Generalized PCA as a projection

As an alternative generalization of PCA, Landgraf framed PCA as a projection of the natural parameters to a lower-dimensional space.

As we saw above, PCA can be seen as finding the matrix $\mathbf{U}$ (where $\mathbf{U}^\top \mathbf{U} = \mathbf{I}$) that minimizes the following:

\[||\mathbf{X} - \mathbf{X} \mathbf{U} \mathbf{U}^\top||_F^2.\]

In terms of a GLM, the above formulation is equivalent to minimizing the deviance of a Gaussian model with known variance. Recall that the deviance essentially measures the log-likelihood difference between the “saturated” (full) model and the fitted model.
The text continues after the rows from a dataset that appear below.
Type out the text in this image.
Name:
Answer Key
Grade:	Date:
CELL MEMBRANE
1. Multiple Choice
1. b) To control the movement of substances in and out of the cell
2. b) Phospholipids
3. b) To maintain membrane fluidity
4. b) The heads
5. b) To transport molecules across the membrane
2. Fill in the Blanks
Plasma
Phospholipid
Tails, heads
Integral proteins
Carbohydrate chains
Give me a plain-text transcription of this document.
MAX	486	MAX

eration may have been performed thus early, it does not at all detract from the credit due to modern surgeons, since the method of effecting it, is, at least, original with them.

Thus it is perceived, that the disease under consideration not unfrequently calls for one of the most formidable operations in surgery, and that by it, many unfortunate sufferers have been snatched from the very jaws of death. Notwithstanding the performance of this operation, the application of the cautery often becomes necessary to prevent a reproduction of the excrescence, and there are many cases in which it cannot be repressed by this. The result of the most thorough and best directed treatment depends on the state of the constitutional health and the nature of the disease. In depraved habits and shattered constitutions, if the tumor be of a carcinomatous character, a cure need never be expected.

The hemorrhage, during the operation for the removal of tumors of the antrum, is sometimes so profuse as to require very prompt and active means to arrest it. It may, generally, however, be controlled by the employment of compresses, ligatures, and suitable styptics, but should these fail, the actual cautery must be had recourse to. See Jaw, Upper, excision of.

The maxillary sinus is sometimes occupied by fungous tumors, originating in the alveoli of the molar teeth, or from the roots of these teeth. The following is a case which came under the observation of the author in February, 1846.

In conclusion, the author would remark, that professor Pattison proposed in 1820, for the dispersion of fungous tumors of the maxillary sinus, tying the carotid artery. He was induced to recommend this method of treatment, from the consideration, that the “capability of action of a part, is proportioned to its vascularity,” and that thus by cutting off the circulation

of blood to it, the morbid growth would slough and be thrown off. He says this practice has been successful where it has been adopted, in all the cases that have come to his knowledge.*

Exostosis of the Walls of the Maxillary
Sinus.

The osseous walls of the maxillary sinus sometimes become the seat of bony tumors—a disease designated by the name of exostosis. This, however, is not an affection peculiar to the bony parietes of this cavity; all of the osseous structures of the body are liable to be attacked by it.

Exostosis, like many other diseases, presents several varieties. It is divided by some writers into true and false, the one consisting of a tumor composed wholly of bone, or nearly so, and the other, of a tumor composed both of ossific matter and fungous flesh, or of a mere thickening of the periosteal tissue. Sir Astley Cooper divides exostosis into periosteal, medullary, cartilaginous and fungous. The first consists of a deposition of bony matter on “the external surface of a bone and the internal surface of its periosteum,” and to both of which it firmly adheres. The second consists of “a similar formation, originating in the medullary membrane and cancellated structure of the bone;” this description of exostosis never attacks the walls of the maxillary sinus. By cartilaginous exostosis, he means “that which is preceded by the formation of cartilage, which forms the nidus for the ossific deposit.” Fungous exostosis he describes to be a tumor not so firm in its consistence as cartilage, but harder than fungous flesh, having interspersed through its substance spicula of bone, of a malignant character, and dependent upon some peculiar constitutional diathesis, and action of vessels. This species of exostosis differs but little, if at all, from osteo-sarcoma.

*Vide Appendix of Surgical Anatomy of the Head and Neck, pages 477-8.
In the Gaussian case, the natural parameter is equal to the data: $\mathbf{\Theta} = \mathbf{X}$, and the link function is the identity. Thus, the deviance has the form of a sum of squares:

\[D = \frac{1}{\sigma^2} \sum\limits_{i=1}^n (\mathbf{x}_i - \mathbf{x}_i \hat{\theta}_i)^2\]

where $\hat{\theta}_i$ are the estimated natural parameters.

Now, we’ll consider estimating the natural parameter matrix as

\[\Theta = \widetilde{\Theta} \mathbf{U} \mathbf{U}^\top\]

where $\widetilde{\Theta}$ are the natural parameters of the saturated model.

Importantly, notice that in this approach, we aren’t completely decomposing $\Theta$ into two submatrices, but rather projecting it onto an orthogonal basis.

We can then formulate the objective function as minimizing the deviance between the PCA model and the saturated model:

\begin{align} D(\mathbf{X}; \widetilde{\Theta} \mathbf{U} \mathbf{U}^\top) &= -2 \underbrace{\log f(\mathbf{X}; \widetilde{\Theta} \mathbf{U} \mathbf{U}^\top)}_{\text{$LL$ for PCA model}} \;\; + \underbrace{2\log f(X; \widetilde{\Theta})}_{\text{$LL$ for saturated model}} \\ &\propto -\langle \mathbf{X}, \widetilde{\Theta} \mathbf{U} \mathbf{U}^\top \rangle + \sum\limits_{i=1}^n \sum\limits_{j=1}^p b\left([\mathbf{U} \mathbf{U}^\top \widetilde{\theta}_i]_j \right) \\ \end{align}

where $b(\cdot)$ depends on the chosen exponential family model.

Advantages of this approach

The primary advantage of Landgraf’s approach is that the formulation only needs to solve for the PC loadings $\mathbf{U}$ without worrying at all about the PC scores, such as is done in the Collins approach. In other words, instead of decomposing the natural parameters as

\[\Theta = \mathbf{A}\mathbf{B}^\top\]

we decompose them as

\[\Theta = \widetilde{\Theta}\mathbf{U}\mathbf{U}^\top.\]

This implies another advantage: if we have some held-out data $\mathbf{x}^*$, we can calculate the PC scores with simple matrix computation:

\[\hat{U}^\top \mathbf{\widetilde{\theta}}^*\]

where $\mathbf{\widetilde{\theta}}^$ are the natural parameters for $\mathbf{x}^$ under the saturated model. In contrast, under the Collins approach, solving for the PC scores on held-out data would require re-running an entire optimization problem.